“Three men inspired” was the caption to a notorious photograph of the Bee Gees in their mid-Seventies pomp, their long hair streaming in the current of a wind machine, like a cross between rock gods and Biblical prophets. They had attained this status through the creation of an album that defines the Disco Era and provided the soundtrack for a low-budget movie which took the world by storm and made John Travolta a star. It was, of course, Saturday Night Fever. The idea of inspiration is not far off the mark, for the three brothers put together in less than a week the songs whose driving rhythms overlaid with high-pitched harmony filled the ears of all who had ears to hear in 1977.
The New Wimbledon Theatre was absolutely packed for the first night of this short run of a musical based upon the movie – part of a recent trend reversing the traditional direction in which a film is made out of a stage production. The stage production here is slick and inventive, and the cast do a decent job with the story line about a young man at the bottom of the social scale in the Italian-American community of Brooklyn and his problems with family, friends and – in particular – girls, all fuelled by a cocktail of testosterone, machismo and filial piety. There is plenty of bad language, omitted from the PG version of the movie.
But what the audience came for, and what they got in abundance, was the music and the dancing. The excellent band pump out the infectious rhythms of those disco classics, driven along by a pulsating bass. The Bee Gees themselves are impersonated by three singers who capture the high-pitched harmonies remarkably well. For the whole thing to sound pretty much like the studio album (only louder) is quite a feat. Combine that with the superb disco dancing, and the effect is electric.

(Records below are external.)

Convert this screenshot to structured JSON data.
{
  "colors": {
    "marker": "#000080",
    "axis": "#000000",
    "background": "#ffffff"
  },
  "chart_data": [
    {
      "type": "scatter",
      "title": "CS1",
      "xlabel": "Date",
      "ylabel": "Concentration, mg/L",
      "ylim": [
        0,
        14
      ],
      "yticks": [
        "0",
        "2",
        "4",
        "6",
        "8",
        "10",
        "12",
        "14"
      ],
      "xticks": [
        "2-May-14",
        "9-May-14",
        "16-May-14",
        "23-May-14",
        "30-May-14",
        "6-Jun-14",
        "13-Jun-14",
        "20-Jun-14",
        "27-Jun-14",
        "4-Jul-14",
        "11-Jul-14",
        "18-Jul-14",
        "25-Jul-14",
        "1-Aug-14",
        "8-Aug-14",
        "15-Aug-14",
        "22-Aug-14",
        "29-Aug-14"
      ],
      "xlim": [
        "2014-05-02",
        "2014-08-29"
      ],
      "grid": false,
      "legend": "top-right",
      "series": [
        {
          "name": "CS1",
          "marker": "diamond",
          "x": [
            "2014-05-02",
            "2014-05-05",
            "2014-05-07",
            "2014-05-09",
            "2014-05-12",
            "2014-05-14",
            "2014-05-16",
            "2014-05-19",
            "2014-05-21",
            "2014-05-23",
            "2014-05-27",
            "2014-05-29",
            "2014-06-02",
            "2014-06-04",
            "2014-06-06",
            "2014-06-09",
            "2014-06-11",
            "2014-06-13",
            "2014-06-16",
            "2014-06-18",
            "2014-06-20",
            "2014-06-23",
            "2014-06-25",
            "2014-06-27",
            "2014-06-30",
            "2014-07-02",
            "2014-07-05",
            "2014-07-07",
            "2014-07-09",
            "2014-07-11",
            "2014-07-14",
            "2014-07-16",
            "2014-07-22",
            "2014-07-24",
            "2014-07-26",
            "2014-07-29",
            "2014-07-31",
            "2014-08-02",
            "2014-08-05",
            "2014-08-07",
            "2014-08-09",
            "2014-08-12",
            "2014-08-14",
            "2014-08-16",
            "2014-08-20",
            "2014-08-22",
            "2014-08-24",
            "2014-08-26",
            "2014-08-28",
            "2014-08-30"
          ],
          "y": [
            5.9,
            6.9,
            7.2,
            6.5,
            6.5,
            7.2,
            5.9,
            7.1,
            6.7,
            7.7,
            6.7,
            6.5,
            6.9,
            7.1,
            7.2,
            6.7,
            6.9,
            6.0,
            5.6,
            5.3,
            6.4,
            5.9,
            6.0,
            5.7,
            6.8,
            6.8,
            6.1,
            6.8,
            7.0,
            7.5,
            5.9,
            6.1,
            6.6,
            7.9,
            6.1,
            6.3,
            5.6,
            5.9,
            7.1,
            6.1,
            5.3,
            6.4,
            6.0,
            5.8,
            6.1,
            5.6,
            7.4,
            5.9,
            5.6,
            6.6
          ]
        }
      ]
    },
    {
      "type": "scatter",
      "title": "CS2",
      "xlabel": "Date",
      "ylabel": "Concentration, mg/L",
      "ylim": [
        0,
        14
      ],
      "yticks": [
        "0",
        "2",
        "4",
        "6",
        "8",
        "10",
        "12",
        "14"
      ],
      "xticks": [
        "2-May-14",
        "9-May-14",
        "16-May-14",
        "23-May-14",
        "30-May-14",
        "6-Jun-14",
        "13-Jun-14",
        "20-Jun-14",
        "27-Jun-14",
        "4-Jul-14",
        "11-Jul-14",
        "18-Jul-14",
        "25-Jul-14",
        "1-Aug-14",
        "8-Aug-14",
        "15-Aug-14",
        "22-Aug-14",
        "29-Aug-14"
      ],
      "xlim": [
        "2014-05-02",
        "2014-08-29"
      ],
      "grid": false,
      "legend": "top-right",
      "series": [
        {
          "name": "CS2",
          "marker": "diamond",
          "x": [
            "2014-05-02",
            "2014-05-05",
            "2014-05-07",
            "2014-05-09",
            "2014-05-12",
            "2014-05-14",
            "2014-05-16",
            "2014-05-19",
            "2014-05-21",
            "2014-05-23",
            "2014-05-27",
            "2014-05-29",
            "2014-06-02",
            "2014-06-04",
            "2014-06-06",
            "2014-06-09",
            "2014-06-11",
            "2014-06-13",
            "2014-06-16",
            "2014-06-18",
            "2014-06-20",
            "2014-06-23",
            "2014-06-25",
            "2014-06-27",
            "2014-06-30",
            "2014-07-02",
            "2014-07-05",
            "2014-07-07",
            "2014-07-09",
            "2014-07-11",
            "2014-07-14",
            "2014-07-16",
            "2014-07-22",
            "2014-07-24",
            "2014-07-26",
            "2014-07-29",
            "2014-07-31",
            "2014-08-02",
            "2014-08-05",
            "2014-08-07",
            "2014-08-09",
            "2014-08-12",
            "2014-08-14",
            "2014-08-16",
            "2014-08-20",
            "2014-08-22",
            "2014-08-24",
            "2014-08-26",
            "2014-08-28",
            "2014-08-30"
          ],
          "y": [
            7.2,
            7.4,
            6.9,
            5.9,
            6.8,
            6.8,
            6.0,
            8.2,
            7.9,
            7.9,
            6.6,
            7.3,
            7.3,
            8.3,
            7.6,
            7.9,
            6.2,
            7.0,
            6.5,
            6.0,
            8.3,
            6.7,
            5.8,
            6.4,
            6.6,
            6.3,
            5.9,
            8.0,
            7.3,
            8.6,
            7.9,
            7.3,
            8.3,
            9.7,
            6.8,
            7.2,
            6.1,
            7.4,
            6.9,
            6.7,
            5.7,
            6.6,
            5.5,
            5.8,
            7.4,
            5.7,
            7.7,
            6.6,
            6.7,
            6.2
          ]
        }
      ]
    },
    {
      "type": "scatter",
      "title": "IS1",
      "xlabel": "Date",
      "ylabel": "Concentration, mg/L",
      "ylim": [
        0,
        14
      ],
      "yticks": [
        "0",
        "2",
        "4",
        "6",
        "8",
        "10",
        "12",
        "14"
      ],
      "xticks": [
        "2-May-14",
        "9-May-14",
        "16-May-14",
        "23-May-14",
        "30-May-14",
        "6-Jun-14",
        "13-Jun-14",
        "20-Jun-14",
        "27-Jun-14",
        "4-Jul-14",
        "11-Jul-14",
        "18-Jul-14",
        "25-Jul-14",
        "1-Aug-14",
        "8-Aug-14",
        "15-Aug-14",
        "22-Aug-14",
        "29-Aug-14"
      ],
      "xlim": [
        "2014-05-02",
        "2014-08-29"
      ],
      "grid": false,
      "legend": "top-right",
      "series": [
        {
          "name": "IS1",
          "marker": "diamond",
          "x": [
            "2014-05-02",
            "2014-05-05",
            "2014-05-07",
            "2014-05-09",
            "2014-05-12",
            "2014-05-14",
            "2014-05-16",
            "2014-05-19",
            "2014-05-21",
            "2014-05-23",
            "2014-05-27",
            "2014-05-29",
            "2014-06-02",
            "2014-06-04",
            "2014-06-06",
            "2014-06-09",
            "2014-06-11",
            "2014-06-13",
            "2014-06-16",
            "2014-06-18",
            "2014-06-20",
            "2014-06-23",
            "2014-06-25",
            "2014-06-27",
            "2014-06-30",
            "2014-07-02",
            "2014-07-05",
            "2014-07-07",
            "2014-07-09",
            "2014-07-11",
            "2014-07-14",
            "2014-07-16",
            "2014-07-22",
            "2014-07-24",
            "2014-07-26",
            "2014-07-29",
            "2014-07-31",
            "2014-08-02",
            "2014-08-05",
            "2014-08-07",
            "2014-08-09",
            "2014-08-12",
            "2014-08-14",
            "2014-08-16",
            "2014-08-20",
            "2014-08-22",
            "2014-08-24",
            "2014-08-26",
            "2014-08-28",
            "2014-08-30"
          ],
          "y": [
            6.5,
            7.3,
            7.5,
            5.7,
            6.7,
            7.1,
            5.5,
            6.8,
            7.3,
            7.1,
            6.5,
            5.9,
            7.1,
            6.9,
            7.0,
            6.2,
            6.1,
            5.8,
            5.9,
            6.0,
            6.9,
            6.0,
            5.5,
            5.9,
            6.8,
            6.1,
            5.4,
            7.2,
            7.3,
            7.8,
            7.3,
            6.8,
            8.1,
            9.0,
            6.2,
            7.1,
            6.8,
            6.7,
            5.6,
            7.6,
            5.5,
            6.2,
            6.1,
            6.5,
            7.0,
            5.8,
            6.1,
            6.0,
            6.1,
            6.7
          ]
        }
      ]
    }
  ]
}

Richard Winsor has the John Travolta character off to a tee – the slender physique, the sharp clothes, the explosive energy on the dance floor. Indeed, one’s physique could hardly be anything but slender, with the punishing routine of rehearsing and performing those dances. And not just him, but the whole ensemble give the dancing all that they’ve got. The music and the choreography make a stunning combination – The New Wimbledon Theatre will have no trouble filling seats in the week ahead.